The importance of the note flooded back to her. “Yes, yes. The war, sir. It’s over.”

The president’s eyes widened.

“Or it will be in a couple weeks,” Tikaya said. “Listen: ‘Admiral Dufakt, by his Ancestrally Ordained Imperial Highness Emperor Raumesys’s order’—I love it when they use that long title in their encrypted communications. You don’t even need frequency analysis when you’ve got such an obvious key phrase. Every time they—”

“Tikaya,” her supervisor whispered. “The message.”

“Oh, pardon, sirs. The Turgonian emperor says, ‘warships are to stand ready to facilitate troop removal and diplomat transportation for treaty negotiations.’” She tapped the page. “That’s the official part that went out fleet wide, and this second paragraph came on another page. I believe it’s a personal message between admirals.

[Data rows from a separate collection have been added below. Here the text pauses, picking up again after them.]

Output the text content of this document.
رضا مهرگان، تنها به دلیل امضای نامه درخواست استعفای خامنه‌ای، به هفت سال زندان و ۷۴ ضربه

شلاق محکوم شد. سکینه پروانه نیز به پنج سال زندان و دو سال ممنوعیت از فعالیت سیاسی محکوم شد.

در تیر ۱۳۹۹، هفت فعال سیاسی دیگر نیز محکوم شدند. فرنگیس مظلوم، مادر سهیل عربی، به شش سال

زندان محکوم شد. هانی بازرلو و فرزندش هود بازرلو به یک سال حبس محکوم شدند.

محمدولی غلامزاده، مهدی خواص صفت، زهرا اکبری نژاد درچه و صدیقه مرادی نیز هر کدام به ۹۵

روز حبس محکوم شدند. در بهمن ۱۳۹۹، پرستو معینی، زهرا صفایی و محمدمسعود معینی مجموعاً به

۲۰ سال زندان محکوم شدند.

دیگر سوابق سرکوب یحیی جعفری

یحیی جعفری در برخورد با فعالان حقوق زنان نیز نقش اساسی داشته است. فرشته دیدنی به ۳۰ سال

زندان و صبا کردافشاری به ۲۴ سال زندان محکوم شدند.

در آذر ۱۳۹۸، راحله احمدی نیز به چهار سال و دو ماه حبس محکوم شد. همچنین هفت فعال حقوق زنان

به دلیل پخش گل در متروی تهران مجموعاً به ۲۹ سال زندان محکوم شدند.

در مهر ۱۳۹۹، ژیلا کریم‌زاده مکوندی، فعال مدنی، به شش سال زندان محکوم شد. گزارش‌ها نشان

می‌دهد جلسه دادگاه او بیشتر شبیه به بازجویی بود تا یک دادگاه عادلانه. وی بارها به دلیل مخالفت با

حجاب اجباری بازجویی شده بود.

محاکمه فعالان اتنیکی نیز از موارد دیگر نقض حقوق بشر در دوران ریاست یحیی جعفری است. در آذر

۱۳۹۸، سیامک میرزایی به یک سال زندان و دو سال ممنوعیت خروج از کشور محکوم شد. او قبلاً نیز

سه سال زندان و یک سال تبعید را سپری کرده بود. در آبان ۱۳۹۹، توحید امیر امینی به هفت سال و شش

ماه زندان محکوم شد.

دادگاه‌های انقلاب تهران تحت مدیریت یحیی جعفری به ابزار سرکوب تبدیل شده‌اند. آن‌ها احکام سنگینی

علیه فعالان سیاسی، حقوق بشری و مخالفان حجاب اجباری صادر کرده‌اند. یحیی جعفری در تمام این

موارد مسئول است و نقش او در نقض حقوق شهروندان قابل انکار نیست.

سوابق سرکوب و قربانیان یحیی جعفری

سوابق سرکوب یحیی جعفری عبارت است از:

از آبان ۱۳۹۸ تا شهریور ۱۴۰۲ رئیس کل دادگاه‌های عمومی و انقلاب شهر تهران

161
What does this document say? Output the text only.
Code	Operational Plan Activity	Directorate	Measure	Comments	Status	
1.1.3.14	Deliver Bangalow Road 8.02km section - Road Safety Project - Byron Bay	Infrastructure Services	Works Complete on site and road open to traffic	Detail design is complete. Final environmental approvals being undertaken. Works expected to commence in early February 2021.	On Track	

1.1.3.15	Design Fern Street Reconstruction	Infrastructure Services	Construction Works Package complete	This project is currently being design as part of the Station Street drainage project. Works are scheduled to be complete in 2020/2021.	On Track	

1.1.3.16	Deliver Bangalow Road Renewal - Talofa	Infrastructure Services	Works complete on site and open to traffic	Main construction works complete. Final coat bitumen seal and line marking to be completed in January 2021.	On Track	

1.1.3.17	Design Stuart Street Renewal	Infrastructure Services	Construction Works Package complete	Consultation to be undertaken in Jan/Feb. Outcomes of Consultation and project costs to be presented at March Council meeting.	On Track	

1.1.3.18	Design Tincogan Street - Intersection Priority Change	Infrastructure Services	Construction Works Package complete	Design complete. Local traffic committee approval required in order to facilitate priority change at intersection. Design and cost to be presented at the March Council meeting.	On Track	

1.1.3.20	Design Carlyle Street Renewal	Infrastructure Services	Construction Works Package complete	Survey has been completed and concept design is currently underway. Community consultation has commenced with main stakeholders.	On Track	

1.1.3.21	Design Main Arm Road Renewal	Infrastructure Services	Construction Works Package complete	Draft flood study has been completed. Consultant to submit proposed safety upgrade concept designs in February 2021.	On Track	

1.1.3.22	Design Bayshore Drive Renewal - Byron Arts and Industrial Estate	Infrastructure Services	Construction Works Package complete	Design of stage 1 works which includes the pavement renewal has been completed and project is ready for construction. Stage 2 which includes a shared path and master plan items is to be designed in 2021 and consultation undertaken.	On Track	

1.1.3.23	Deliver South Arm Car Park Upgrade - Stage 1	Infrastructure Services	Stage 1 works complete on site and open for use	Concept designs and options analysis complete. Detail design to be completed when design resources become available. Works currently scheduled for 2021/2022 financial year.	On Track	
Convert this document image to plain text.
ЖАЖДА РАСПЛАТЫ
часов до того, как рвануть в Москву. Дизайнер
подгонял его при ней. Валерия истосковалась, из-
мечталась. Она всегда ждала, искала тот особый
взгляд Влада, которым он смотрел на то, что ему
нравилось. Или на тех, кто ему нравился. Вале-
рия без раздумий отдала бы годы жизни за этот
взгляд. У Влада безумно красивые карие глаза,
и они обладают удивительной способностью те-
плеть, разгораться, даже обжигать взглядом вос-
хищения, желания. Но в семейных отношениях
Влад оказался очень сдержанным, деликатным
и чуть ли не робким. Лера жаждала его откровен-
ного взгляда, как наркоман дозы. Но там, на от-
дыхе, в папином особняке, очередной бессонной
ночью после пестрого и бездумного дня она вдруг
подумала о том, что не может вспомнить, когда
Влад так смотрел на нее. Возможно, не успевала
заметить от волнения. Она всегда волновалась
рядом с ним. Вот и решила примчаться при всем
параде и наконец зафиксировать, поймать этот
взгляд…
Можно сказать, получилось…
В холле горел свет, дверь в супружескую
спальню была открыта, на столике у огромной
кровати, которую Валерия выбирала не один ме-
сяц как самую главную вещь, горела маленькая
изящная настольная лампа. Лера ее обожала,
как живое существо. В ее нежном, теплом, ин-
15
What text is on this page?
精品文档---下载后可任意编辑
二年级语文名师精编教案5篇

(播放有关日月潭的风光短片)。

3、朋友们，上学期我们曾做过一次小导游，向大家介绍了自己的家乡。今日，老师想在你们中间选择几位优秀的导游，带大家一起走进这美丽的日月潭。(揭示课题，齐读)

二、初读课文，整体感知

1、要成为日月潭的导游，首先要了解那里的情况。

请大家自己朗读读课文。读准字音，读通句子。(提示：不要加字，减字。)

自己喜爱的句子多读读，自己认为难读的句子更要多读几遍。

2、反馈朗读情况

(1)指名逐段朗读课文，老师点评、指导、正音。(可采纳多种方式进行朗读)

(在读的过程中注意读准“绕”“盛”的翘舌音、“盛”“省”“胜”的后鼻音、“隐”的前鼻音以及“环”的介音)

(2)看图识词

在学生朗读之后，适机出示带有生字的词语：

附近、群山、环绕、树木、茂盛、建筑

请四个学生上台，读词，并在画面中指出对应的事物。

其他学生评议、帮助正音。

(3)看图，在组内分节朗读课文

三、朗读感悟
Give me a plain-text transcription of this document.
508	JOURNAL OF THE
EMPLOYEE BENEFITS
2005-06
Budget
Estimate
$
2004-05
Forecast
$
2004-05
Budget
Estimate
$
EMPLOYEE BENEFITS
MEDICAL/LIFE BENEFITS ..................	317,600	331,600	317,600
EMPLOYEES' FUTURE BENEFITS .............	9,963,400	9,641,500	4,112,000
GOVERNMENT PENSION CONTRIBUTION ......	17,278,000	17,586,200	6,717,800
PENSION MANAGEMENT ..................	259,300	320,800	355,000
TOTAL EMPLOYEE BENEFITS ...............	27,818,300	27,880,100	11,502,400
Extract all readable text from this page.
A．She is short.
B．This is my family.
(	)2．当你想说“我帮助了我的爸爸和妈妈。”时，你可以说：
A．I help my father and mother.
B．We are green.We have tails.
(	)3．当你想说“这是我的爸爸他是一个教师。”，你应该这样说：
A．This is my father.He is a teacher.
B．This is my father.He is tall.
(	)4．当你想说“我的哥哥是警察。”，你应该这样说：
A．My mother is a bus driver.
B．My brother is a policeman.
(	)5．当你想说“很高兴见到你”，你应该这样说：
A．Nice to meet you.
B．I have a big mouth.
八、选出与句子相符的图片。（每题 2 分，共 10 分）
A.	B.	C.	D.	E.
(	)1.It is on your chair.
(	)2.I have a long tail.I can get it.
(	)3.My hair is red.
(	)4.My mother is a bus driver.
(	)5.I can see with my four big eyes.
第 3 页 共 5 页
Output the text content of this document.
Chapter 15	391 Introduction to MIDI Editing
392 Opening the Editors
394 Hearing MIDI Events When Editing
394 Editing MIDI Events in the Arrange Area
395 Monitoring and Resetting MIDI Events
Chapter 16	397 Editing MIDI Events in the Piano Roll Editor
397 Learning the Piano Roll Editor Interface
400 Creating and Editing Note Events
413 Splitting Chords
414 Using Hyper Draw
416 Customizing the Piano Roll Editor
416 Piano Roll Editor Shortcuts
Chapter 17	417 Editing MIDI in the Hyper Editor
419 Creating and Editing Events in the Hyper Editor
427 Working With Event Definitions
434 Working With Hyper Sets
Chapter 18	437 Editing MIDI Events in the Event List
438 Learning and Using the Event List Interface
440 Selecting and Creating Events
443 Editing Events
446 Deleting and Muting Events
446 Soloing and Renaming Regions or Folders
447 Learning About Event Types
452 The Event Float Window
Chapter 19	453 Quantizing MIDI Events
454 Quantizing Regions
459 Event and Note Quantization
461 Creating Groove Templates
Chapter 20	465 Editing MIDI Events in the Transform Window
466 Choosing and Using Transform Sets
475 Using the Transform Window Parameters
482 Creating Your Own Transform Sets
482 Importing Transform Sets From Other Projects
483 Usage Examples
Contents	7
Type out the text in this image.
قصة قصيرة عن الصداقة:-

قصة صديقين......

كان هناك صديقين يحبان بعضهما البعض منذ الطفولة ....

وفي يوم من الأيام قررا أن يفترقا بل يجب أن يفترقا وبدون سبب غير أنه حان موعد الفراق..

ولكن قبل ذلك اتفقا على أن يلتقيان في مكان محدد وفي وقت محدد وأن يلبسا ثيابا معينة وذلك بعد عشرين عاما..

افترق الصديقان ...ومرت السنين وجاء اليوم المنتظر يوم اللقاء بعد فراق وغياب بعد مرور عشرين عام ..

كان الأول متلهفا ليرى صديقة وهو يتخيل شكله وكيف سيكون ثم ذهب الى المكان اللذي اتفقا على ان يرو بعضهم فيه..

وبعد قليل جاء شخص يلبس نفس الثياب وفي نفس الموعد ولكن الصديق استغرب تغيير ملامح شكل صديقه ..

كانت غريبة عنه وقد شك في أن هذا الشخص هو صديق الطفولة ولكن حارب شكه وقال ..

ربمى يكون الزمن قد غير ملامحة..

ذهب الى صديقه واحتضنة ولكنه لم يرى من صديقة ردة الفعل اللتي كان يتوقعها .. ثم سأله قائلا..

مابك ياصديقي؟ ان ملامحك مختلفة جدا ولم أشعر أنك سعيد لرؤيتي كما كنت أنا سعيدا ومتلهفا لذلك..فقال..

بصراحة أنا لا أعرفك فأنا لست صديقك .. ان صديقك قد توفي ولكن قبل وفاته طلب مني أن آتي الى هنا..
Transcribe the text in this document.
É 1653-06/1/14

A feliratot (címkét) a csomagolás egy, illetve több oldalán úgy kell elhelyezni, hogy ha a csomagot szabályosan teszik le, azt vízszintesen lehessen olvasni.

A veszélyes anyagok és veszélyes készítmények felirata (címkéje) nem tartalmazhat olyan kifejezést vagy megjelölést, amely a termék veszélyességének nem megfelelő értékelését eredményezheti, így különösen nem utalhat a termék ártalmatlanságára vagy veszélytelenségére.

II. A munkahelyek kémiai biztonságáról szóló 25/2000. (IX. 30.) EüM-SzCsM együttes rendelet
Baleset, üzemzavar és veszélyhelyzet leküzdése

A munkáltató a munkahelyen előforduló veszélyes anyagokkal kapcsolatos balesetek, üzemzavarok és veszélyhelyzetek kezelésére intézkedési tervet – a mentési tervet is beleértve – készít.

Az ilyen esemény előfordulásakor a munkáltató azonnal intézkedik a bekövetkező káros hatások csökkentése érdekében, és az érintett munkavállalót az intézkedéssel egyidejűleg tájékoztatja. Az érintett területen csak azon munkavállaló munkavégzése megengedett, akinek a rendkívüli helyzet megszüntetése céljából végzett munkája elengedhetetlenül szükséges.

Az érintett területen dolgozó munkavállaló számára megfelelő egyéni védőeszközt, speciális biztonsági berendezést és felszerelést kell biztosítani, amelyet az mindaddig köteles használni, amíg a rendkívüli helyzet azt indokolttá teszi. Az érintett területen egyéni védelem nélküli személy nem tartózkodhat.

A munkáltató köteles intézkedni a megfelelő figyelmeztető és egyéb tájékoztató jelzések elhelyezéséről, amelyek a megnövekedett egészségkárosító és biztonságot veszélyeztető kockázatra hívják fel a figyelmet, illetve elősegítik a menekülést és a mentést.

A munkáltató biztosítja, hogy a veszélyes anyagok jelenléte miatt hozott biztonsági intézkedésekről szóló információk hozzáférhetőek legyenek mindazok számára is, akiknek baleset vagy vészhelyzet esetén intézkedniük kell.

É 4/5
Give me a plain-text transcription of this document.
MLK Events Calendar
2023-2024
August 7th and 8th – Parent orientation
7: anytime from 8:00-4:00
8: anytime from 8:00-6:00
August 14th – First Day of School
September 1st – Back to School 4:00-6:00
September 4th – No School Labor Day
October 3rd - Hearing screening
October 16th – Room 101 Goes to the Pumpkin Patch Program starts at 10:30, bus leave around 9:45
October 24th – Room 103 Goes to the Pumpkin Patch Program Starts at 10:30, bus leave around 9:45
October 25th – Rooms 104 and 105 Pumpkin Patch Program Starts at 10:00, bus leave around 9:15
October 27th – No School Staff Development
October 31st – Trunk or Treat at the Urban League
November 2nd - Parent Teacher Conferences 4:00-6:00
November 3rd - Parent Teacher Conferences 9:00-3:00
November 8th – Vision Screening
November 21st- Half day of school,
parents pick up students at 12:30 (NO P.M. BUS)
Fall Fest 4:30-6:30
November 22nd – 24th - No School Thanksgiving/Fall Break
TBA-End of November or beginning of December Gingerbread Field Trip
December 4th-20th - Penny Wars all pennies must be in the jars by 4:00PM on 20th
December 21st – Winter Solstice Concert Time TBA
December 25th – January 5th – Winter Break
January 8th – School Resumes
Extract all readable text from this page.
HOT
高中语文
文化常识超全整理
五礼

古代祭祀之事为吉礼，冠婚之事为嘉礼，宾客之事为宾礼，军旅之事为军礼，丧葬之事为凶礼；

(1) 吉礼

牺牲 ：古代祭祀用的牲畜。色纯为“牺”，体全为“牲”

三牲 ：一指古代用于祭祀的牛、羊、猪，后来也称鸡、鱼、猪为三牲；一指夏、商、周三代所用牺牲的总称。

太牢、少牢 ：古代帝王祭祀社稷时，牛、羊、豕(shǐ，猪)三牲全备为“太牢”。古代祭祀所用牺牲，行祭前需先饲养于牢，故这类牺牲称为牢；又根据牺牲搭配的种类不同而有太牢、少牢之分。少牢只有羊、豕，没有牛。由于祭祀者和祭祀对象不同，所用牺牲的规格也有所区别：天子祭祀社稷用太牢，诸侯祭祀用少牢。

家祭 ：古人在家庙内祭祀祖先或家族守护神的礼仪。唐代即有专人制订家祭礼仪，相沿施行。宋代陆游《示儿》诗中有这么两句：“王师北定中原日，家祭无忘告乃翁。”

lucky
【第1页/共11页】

“‘That’s it Dufakt. With Fleet Admiral Starcrest’s death, we’ve gone from dominating the Nurian forces to scrambling to survive encounters with those ancestors-cursed wizard ships. Having the Kyattese cryptanalyst hand over so many of our decrypted missives to the Nurian government exacerbated our problems. How an island full of scientists managed to steal so many of our correspondences, I’ll never know, but I do wish Starcrest had lived to punish them, especially since taking over their piddling nation was his idea. We’ll recoup and get the Nurians next time. Send along your recommendations for promotions. Signed Acting Fleet Admiral Mourncrest.’”

“Good news, yes, indeed,” the president said.

His head tilted to the side, eyes far away for a moment, and Tikaya recalled he was a telepath. He must be getting a message from some aide back in his office. Or maybe his wife wanted him to stop for groceries on the way home. Tikaya had never studied the mental sciences and did not know how likely that was, but she smirked at the thought of the president popping into the market for sugar and bananas.

When his eyes focused on Tikaya again, concern hooded them, and her amusement evaporated. His tone turned grim when he spoke: “Step outside with me, please, Professor.”

Tikaya handed the note to her supervisor, and an uneasy flutter vexed her stomach as she trailed the president.

A breeze wafted in from the ocean, making it feel cooler outside despite the sun radiating off the sidewalk. Seagulls squawked in response to a steam horn blasting in the bay. The president stopped in the shade of a jackfruit tree.

“The work you’ve done for us this last two years has been phenomenal, Tikaya. I’m grateful, and if our nation knew about it they would be too.”